It’s that time of the year again when parents across the country have to face the harsh reality of paying school fees for their precious offspring. After enduring two months of hell at home, many parents are now feeling angry and irritable as they have to fork over their hard-earned cash to the greedy educational system.
According to a recent survey by the National Institute of Stress, the average parent’s anger level has increased by 9% since the start of the new school year. The survey also found that parents are furious about everything related to school, from the outrageous cost of uniforms and books to the endless paperwork and forms, to the annoying reminders and deadlines, to the pressure to enroll their kids in extracurricular activities and tutoring, to the guilt of not spending enough quality time with their kids.
Many parents admit that they secretly wish their kids would drop out of school without future consequences, or at least until they win the lottery. They say that the pain of paying school fees outweighs the joy of having their kids get out of the way for a few hours a day.
“I hate this time of the year,” said one frustrated mother of three. “I have to sell my kidney to pay for their school fees, and then they come home with homework that I have to help them with. They don’t appreciate anything I do for them. They just whine and complain and ask for more money. Sometimes I wonder why I even had kids in the first place.”
Some parents have resorted to extreme measures to cope with their anger, such as punching a punching bag, drinking a bottle of wine, joining a support group, sabotaging their kids’ grades, or pretending to be sick. However, experts warn that these methods are unhealthy and ineffective, and may only worsen the situation. They advise parents to seek professional help if they feel overwhelmed by their anger, or to try some positive coping strategies, such as setting a budget, asking for financial aid, negotiating with the school, finding alternative income, or finding ways to relax and enjoy life.

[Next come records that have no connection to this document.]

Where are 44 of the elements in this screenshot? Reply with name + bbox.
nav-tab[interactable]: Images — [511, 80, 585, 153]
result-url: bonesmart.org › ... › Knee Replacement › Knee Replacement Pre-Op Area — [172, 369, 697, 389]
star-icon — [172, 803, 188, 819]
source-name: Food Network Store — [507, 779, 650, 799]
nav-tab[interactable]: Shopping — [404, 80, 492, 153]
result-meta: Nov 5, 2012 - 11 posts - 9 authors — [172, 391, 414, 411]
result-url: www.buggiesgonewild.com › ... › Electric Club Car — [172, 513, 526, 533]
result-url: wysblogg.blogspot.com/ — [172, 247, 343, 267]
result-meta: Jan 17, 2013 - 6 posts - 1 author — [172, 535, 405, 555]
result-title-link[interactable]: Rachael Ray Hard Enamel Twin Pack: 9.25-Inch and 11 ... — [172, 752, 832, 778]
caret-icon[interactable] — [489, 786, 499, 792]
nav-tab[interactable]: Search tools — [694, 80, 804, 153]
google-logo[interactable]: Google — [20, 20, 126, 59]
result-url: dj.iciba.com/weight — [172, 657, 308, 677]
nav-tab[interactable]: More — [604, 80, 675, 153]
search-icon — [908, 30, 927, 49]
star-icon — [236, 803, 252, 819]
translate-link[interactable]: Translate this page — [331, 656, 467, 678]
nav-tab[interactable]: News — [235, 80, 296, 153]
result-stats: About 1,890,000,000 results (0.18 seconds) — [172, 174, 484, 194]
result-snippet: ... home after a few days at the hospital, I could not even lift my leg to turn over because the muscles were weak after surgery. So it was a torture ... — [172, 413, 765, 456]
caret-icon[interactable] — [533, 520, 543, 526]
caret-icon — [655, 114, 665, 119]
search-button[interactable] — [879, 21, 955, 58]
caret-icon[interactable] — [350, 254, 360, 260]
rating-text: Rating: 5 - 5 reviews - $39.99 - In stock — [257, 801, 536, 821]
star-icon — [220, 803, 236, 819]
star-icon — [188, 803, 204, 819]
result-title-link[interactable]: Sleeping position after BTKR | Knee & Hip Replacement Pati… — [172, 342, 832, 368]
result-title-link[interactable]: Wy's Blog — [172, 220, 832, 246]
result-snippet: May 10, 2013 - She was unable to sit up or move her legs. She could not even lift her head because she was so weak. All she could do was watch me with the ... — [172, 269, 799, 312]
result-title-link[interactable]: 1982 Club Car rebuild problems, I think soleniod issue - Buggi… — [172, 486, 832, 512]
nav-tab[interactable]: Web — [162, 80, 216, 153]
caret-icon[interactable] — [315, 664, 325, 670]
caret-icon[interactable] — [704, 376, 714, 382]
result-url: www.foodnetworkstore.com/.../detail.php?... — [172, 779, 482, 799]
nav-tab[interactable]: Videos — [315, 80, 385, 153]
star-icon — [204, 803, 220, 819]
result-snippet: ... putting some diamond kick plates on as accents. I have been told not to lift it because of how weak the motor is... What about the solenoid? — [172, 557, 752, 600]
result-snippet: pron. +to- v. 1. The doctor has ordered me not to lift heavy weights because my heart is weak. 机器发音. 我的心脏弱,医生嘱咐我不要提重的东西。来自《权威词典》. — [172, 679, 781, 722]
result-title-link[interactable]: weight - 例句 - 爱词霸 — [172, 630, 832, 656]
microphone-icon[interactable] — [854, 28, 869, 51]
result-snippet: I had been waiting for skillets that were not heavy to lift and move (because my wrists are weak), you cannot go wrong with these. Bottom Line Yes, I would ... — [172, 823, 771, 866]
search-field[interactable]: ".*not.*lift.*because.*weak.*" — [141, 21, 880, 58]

They also advise parents to take care of themselves and their mental health, and to find ways to relax and enjoy life. They recommend that parents should exercise, meditate, read, watch, listen, play, or do whatever makes them happy. They assure parents that they are not alone in their struggle, and that they can always reach out to their family, friends, or community for help and support. They encourage parents to be positive and optimistic, and to remember that this too shall pass.